Já casos opostos aos de Orlando não são tão incomuns.  Camila de Sousa Ribeiro é proprietária de uma empresa de serviços de informática com o marido, conta que recebe mensagens de clientes domingo à noite e até mesmo na noite de 24 de dezembro. Por ser administradora de um grupo no Facebook, precisa atender de sete a oito pessoas ao mesmo tempo. “Recebo mensagens de manhã, de noite e de madrugada”, conta Camila. “Tem hora que eu paro e penso que isso está me consumindo e é preciso frear. Quando percebo que estou muito sufocada,  desligo o telefone por um período, mas não mais do que duas horas. Se caso ele descarregar  a noite e no dia seguinte eu puder acordar um pouco mais tarde, eu o deixo carregar desligado, senão perco o sossego.”


Apesar de se sentir pressionada pela quantidade de trabalho que recebe no telefone, Camila reforça também os lados positivos (e igualmente viciantes) do smartphone, que é usado para tudo, menos para ligações. Ela utiliza o equipamento para responder e-mails e mensagens das redes sociais que não estão relacionadas apenas ao trabalho. “Apesar de fazer isso tudo, quando estou com minha família e marido, evito o celular.
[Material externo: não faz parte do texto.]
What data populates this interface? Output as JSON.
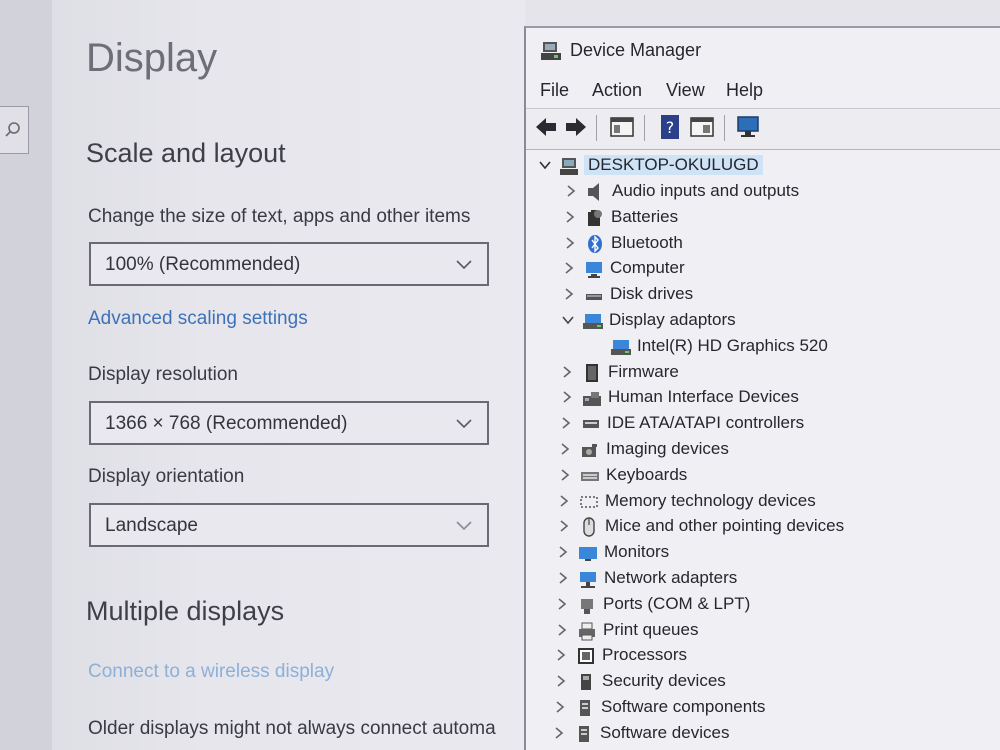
{
  "settings": {
    "page_title": "Display",
    "scale_heading": "Scale and layout",
    "scale_label": "Change the size of text, apps and other items",
    "scale_value": "100% (Recommended)",
    "advanced_link": "Advanced scaling settings",
    "resolution_label": "Display resolution",
    "resolution_value": "1366 × 768 (Recommended)",
    "orientation_label": "Display orientation",
    "orientation_value": "Landscape",
    "multiple_heading": "Multiple displays",
    "wireless_link": "Connect to a wireless display",
    "older_text": "Older displays might not always connect automa"
  },
  "device_manager": {
    "title": "Device Manager",
    "menu": [
      "File",
      "Action",
      "View",
      "Help"
    ],
    "root": "DESKTOP-OKULUGD",
    "tree": [
      {
        "label": "Audio inputs and outputs",
        "icon": "speaker-icon",
        "expanded": false
      },
      {
        "label": "Batteries",
        "icon": "battery-icon",
        "expanded": false
      },
      {
        "label": "Bluetooth",
        "icon": "bluetooth-icon",
        "expanded": false
      },
      {
        "label": "Computer",
        "icon": "computer-icon",
        "expanded": false
      },
      {
        "label": "Disk drives",
        "icon": "disk-icon",
        "expanded": false
      },
      {
        "label": "Display adaptors",
        "icon": "display-adapter-icon",
        "expanded": true
      },
      {
        "label": "Intel(R) HD Graphics 520",
        "icon": "display-adapter-icon",
        "child": true
      },
      {
        "label": "Firmware",
        "icon": "firmware-icon",
        "expanded": false
      },
      {
        "label": "Human Interface Devices",
        "icon": "hid-icon",
        "expanded": false
      },
      {
        "label": "IDE ATA/ATAPI controllers",
        "icon": "ide-icon",
        "expanded": false
      },
      {
        "label": "Imaging devices",
        "icon": "camera-icon",
        "expanded": false
      },
      {
        "label": "Keyboards",
        "icon": "keyboard-icon",
        "expanded": false
      },
      {
        "label": "Memory technology devices",
        "icon": "memory-icon",
        "expanded": false
      },
      {
        "label": "Mice and other pointing devices",
        "icon": "mouse-icon",
        "expanded": false
      },
      {
        "label": "Monitors",
        "icon": "monitor-icon",
        "expanded": false
      },
      {
        "label": "Network adapters",
        "icon": "network-icon",
        "expanded": false
      },
      {
        "label": "Ports (COM & LPT)",
        "icon": "port-icon",
        "expanded": false
      },
      {
        "label": "Print queues",
        "icon": "printer-icon",
        "expanded": false
      },
      {
        "label": "Processors",
        "icon": "processor-icon",
        "expanded": false
      },
      {
        "label": "Security devices",
        "icon": "security-icon",
        "expanded": false
      },
      {
        "label": "Software components",
        "icon": "software-icon",
        "expanded": false
      },
      {
        "label": "Software devices",
        "icon": "software-icon",
        "expanded": false
      }
    ]
  },
  "colors": {
    "link": "#3d72b8",
    "selection": "#cfe3f7"
  }
}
Mas, para não ficar desconectada, levo um carregar portátil e outro próprio para carro. Sem o telefone, nem saio de casa. Se eu esquecer, volto pra buscar”, conta.
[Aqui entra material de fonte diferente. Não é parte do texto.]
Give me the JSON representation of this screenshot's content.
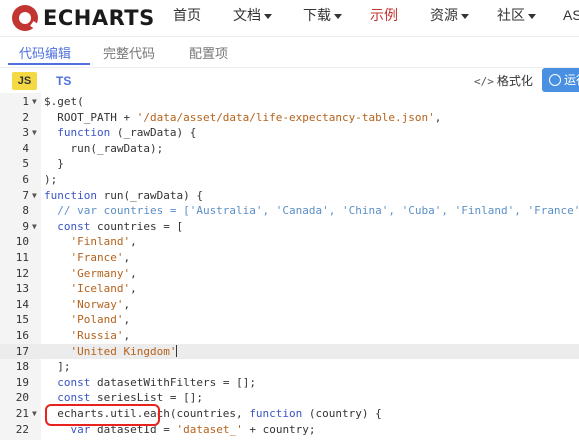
{
  "nav": {
    "logo_text": "ECHARTS",
    "items": [
      {
        "label": "首页",
        "dropdown": false
      },
      {
        "label": "文档",
        "dropdown": true
      },
      {
        "label": "下载",
        "dropdown": true
      },
      {
        "label": "示例",
        "dropdown": false,
        "active": true
      },
      {
        "label": "资源",
        "dropdown": true
      },
      {
        "label": "社区",
        "dropdown": true
      },
      {
        "label": "AS",
        "dropdown": false
      }
    ]
  },
  "tabs": [
    "代码编辑",
    "完整代码",
    "配置项"
  ],
  "toolbar": {
    "js_label": "JS",
    "ts_label": "TS",
    "format_icon": "</>",
    "format_label": "格式化",
    "run_label": "运行"
  },
  "colors": {
    "brand": "#c23531",
    "accent": "#5070dd",
    "keyword": "#3a55c4",
    "string": "#b5621c",
    "comment": "#5b8fc7",
    "annotation": "#e8221d"
  },
  "editor": {
    "highlighted_line": 17,
    "lines": [
      {
        "n": "1",
        "fold": true,
        "tokens": [
          {
            "t": "p",
            "v": "$.get("
          }
        ]
      },
      {
        "n": "2",
        "fold": false,
        "tokens": [
          {
            "t": "p",
            "v": "  ROOT_PATH + "
          },
          {
            "t": "s",
            "v": "'/data/asset/data/life-expectancy-table.json'"
          },
          {
            "t": "p",
            "v": ","
          }
        ]
      },
      {
        "n": "3",
        "fold": true,
        "tokens": [
          {
            "t": "p",
            "v": "  "
          },
          {
            "t": "k",
            "v": "function"
          },
          {
            "t": "p",
            "v": " (_rawData) {"
          }
        ]
      },
      {
        "n": "4",
        "fold": false,
        "tokens": [
          {
            "t": "p",
            "v": "    run(_rawData);"
          }
        ]
      },
      {
        "n": "5",
        "fold": false,
        "tokens": [
          {
            "t": "p",
            "v": "  }"
          }
        ]
      },
      {
        "n": "6",
        "fold": false,
        "tokens": [
          {
            "t": "p",
            "v": ");"
          }
        ]
      },
      {
        "n": "7",
        "fold": true,
        "tokens": [
          {
            "t": "k",
            "v": "function"
          },
          {
            "t": "p",
            "v": " run(_rawData) {"
          }
        ]
      },
      {
        "n": "8",
        "fold": false,
        "tokens": [
          {
            "t": "c",
            "v": "  // var countries = ['Australia', 'Canada', 'China', 'Cuba', 'Finland', 'France', 'Germany',"
          }
        ]
      },
      {
        "n": "9",
        "fold": true,
        "tokens": [
          {
            "t": "p",
            "v": "  "
          },
          {
            "t": "k",
            "v": "const"
          },
          {
            "t": "p",
            "v": " countries = ["
          }
        ]
      },
      {
        "n": "10",
        "fold": false,
        "tokens": [
          {
            "t": "p",
            "v": "    "
          },
          {
            "t": "s",
            "v": "'Finland'"
          },
          {
            "t": "p",
            "v": ","
          }
        ]
      },
      {
        "n": "11",
        "fold": false,
        "tokens": [
          {
            "t": "p",
            "v": "    "
          },
          {
            "t": "s",
            "v": "'France'"
          },
          {
            "t": "p",
            "v": ","
          }
        ]
      },
      {
        "n": "12",
        "fold": false,
        "tokens": [
          {
            "t": "p",
            "v": "    "
          },
          {
            "t": "s",
            "v": "'Germany'"
          },
          {
            "t": "p",
            "v": ","
          }
        ]
      },
      {
        "n": "13",
        "fold": false,
        "tokens": [
          {
            "t": "p",
            "v": "    "
          },
          {
            "t": "s",
            "v": "'Iceland'"
          },
          {
            "t": "p",
            "v": ","
          }
        ]
      },
      {
        "n": "14",
        "fold": false,
        "tokens": [
          {
            "t": "p",
            "v": "    "
          },
          {
            "t": "s",
            "v": "'Norway'"
          },
          {
            "t": "p",
            "v": ","
          }
        ]
      },
      {
        "n": "15",
        "fold": false,
        "tokens": [
          {
            "t": "p",
            "v": "    "
          },
          {
            "t": "s",
            "v": "'Poland'"
          },
          {
            "t": "p",
            "v": ","
          }
        ]
      },
      {
        "n": "16",
        "fold": false,
        "tokens": [
          {
            "t": "p",
            "v": "    "
          },
          {
            "t": "s",
            "v": "'Russia'"
          },
          {
            "t": "p",
            "v": ","
          }
        ]
      },
      {
        "n": "17",
        "fold": false,
        "tokens": [
          {
            "t": "p",
            "v": "    "
          },
          {
            "t": "s",
            "v": "'United Kingdom'"
          }
        ],
        "cursor": true
      },
      {
        "n": "18",
        "fold": false,
        "tokens": [
          {
            "t": "p",
            "v": "  ];"
          }
        ]
      },
      {
        "n": "19",
        "fold": false,
        "tokens": [
          {
            "t": "p",
            "v": "  "
          },
          {
            "t": "k",
            "v": "const"
          },
          {
            "t": "p",
            "v": " datasetWithFilters = [];"
          }
        ]
      },
      {
        "n": "20",
        "fold": false,
        "tokens": [
          {
            "t": "p",
            "v": "  "
          },
          {
            "t": "k",
            "v": "const"
          },
          {
            "t": "p",
            "v": " seriesList = [];"
          }
        ]
      },
      {
        "n": "21",
        "fold": true,
        "tokens": [
          {
            "t": "p",
            "v": "  echarts.util.each(countries, "
          },
          {
            "t": "k",
            "v": "function"
          },
          {
            "t": "p",
            "v": " (country) {"
          }
        ]
      },
      {
        "n": "22",
        "fold": false,
        "tokens": [
          {
            "t": "p",
            "v": "    "
          },
          {
            "t": "k",
            "v": "var"
          },
          {
            "t": "p",
            "v": " datasetId = "
          },
          {
            "t": "s",
            "v": "'dataset_'"
          },
          {
            "t": "p",
            "v": " + country;"
          }
        ]
      }
    ]
  }
}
Julian Machado, coordenador de Ortopedia do Hospital Santa Helena: ele ressalta o aumento de pacientes que chegam com lesão por causa de digitação rápida no teclado ou telefone (Vinícius Santa Rosa/Encontro/DA Press)
Julian Machado, coordenador de Ortopedia do Hospital Santa Helena: ele ressalta o aumento de pacientes que chegam com lesão por causa de digitação rápida no teclado ou telefone
Julian Machado, coordenador de Ortopedia do Hospital Santa Helena e presidente regional da Associação Brasileira de Ortopedia do Distrito Federal, diz que casos como o de Camila são preocupantes por envolver tensão e estresse. “Por exemplo, atividades mais lúdicas, como tocar um instrumento musical, ainda que repetitivas, oferecem menos riscos de lesões como tendinite. Sempre que há prazo e trabalho envolvido, são feitos movimentos mais tensos e que exigem mais concentração, e isso vale para a digitação, videogames e manipulação do smartphone também”, diz o especialista.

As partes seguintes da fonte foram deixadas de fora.